Smart Money Concepts (SMC) - Introduction
Understanding how institutional traders move markets.
What is Smart Money?
"Smart Money" refers to institutional traders:
- Hedge funds
- Banks
- Market makers
- Large investment firms
Unlike retail traders, they:
- Trade in blocks that create visible price patterns
- Hunt retail stop losses before reversing
- Leave "footprints" we can identify and follow
Why SMC Matters for You
Edge
Trade alongside institutions, not against them. When you identify where smart money is likely to buy or sell, you can position yourself with them.
Timing
Enter after stop hunts, not during them. SMC helps you avoid common retail traps and enter at optimal points.
Levels
Identify where institutions are likely to buy/sell. These levels are more significant than traditional support/resistance.

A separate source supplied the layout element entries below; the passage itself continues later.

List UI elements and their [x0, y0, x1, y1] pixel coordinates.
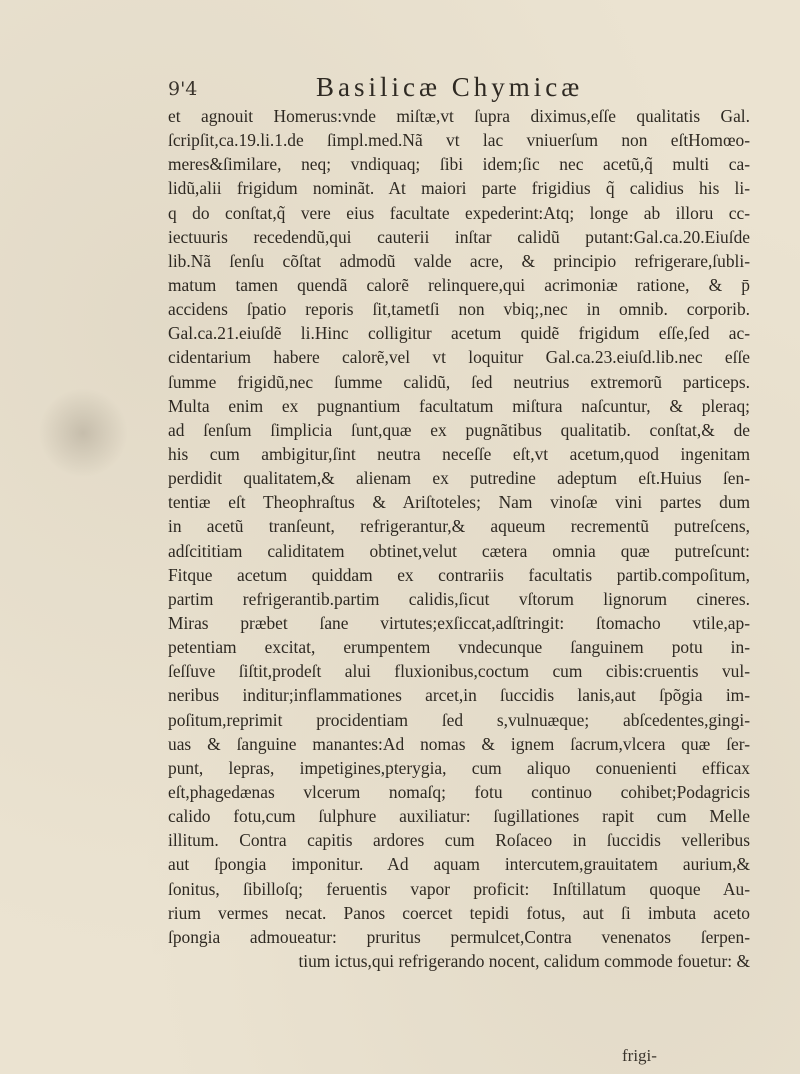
text-line: illitum. Contra capitis ardores cum Roſaceo in ſuccidis velleribus	[168, 830, 750, 851]
text-line: calido fotu,cum ſulphure auxiliatur: ſugillationes rapit cum Melle	[168, 806, 750, 827]
text-line: lidũ,alii frigidum nominãt. At maiori parte frigidius q̃ calidius his li-	[168, 178, 750, 199]
text-line: ſcripſit,ca.19.li.1.de ſimpl.med.Nã vt lac vniuerſum non eſtHomœo-	[168, 130, 750, 151]
text-line: Multa enim ex pugnantium facultatum miſtura naſcuntur, & pleraq;	[168, 395, 750, 416]
text-line: Gal.ca.21.eiuſdẽ li.Hinc colligitur acetum quidẽ frigidum eſſe,ſed ac-	[168, 323, 750, 344]
text-line: punt, lepras, impetigines,pterygia, cum aliquo conuenienti efficax	[168, 757, 750, 778]
text-line: meres&ſimilare, neq; vndiquaq; ſibi idem;ſic nec acetũ,q̃ multi ca-	[168, 154, 750, 175]
text-line: ad ſenſum ſimplicia ſunt,quæ ex pugnãtibus qualitatib. conſtat,& de	[168, 419, 750, 440]
text-line: tentiæ eſt Theophraſtus & Ariſtoteles; Nam vinoſæ vini partes dum	[168, 492, 750, 513]
text-line: rium vermes necat. Panos coercet tepidi fotus, aut ſi imbuta aceto	[168, 902, 750, 923]
running-head: Basilicæ Chymicæ	[316, 72, 584, 102]
text-line: aut ſpongia imponitur. Ad aquam intercutem,grauitatem aurium,&	[168, 854, 750, 875]
text-line: ſumme frigidũ,nec ſumme calidũ, ſed neutrius extremorũ particeps.	[168, 371, 750, 392]
text-line: partim refrigerantib.partim calidis,ſicut vſtorum lignorum cineres.	[168, 588, 750, 609]
page-number: 9'4	[168, 78, 198, 100]
text-line: petentiam excitat, erumpentem vndecunque ſanguinem potu in-	[168, 637, 750, 658]
text-line: Fitque acetum quiddam ex contrariis facultatis partib.compoſitum,	[168, 564, 750, 585]
text-line: lib.Nã ſenſu cõſtat admodũ valde acre, & principio refrigerare,ſubli-	[168, 250, 750, 271]
text-line: eſt,phagedænas vlcerum nomaſq; fotu continuo cohibet;Podagricis	[168, 781, 750, 802]
text-line: uas & ſanguine manantes:Ad nomas & ignem ſacrum,vlcera quæ ſer-	[168, 733, 750, 754]
text-line: adſcititiam caliditatem obtinet,velut cætera omnia quæ putreſcunt:	[168, 540, 750, 561]
paper-stain	[38, 388, 128, 478]
page-header	[168, 50, 728, 102]
text-line: matum tamen quendã calorẽ relinquere,qui acrimoniæ ratione, & p̄	[168, 274, 750, 295]
catchword: frigi-	[622, 1046, 657, 1065]
text-line: ſonitus, ſibilloſq; feruentis vapor proficit: Inſtillatum quoque Au-	[168, 878, 750, 899]
text-line: iectuuris recedendũ,qui cauterii inſtar calidũ putant:Gal.ca.20.Eiuſde	[168, 226, 750, 247]
body-text	[168, 104, 750, 973]
text-line: q do conſtat,q̃ vere eius facultate expederint:Atq; longe ab illoru cc-	[168, 202, 750, 223]
text-line: perdidit qualitatem,& alienam ex putredine adeptum eſt.Huius ſen-	[168, 468, 750, 489]
text-line: neribus inditur;inflammationes arcet,in ſuccidis lanis,aut ſpõgia im-	[168, 685, 750, 706]
text-line: poſitum,reprimit procidentiam ſed s,vulnuæque; abſcedentes,gingi-	[168, 709, 750, 730]
text-line: his cum ambigitur,ſint neutra neceſſe eſt,vt acetum,quod ingenitam	[168, 443, 750, 464]
text-line: et agnouit Homerus:vnde miſtæ,vt ſupra diximus,eſſe qualitatis Gal.	[168, 106, 750, 126]
text-line: ſpongia admoueatur: pruritus permulcet,Contra venenatos ſerpen-	[168, 926, 750, 947]
text-line: cidentarium habere calorẽ,vel vt loquitur Gal.ca.23.eiuſd.lib.nec eſſe	[168, 347, 750, 368]
text-line: tium ictus,qui refrigerando nocent, calidum commode fouetur: &	[298, 950, 750, 971]
text-line: Miras præbet ſane virtutes;exſiccat,adſtringit: ſtomacho vtile,ap-	[168, 612, 750, 633]
text-line: ſeſſuve ſiſtit,prodeſt alui fluxionibus,coctum cum cibis:cruentis vul-	[168, 661, 750, 682]
text-line: accidens ſpatio reporis ſit,tametſi non vbiq;,nec in omnib. corporib.	[168, 299, 750, 320]
text-line: in acetũ tranſeunt, refrigerantur,& aqueum recrementũ putreſcens,	[168, 516, 750, 537]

Key SMC Concepts in Alstrum
| Concept | What It Means | Alstrum Indicator |
|---|---|---|
| Order Block | Zone where institutions placed large orders | Green/Red shaded rectangle |
| Fair Value Gap | Price inefficiency (gap) that tends to fill | Purple shaded zone |
| Liquidity Grab | Stop hunt before reversal | LIQ badge + amber line |
| Premium Zone | Overvalued area - expect selling | Light red shading |
| Discount Zone | Undervalued area - expect buying | Light green shading |
How SMC Appears in Alstrum
In Volt Table
SMC badges on signal rows:
- LIQ - Liquidity zone nearby
- OB - Order block present
- FVG - Fair value gap identified
In Stryk Charts
Shaded zones showing institutional levels:
- Green zones = bullish order blocks
- Red zones = bearish order blocks
- Purple zones = fair value gaps
In Trace Analysis
AI explains SMC context for each signal:
- Why an order block is significant
- Whether an FVG is likely to fill
- Where liquidity might be targeted
The SMC Trading Framework
Step 1: Identify Market Structure
- Is the market trending or ranging?
- What's the higher timeframe bias?
Step 2: Find Key Levels
- Where are the order blocks?
- Are there unfilled fair value gaps?
- Where is liquidity clustered?
Step 3: Wait for Confluence
- Signal + Order Block = Higher probability
- FVG + Trend direction = Gap fill opportunity
- Liquidity sweep + Reversal = Entry signal
Step 4: Execute with Precision
- Enter at institutional levels
- Stop beyond the structure
- Target the next significant level
Learning Path
Start with these concepts in order:
- Order Blocks - Institutional support/resistance
- Fair Value Gaps - Price imbalances
- Liquidity Concepts (coming soon)
- Premium & Discount Zones (coming soon)
SMC vs Traditional Analysis
| Traditional | SMC Approach |
|---|---|
| Support/Resistance lines | Order blocks (zones) |
| Random price levels | Institutional entry points |
| Lagging indicators | Price action footprints |
| "Where" the level is | "Why" the level matters |
Common Misconceptions
"SMC is just support/resistance"
Order blocks are specific candle formations where institutions entered, not just price levels.
"Every order block works"
Not all order blocks are equal. Context matters - trend, timeframe, and confluence.
"SMC guarantees profits"
SMC increases probability, not certainty. Risk management is still essential.
Getting Started with SMC
Free Users
- Read the education content
- Observe SMC badges in Volt
- Understand the concepts
Pro Users
- Full SMC overlays on charts
- Detailed Trace analysis with SMC context
- Filter signals by SMC indicators
Master order blocks first before adding complexity. One concept well understood beats five concepts poorly applied.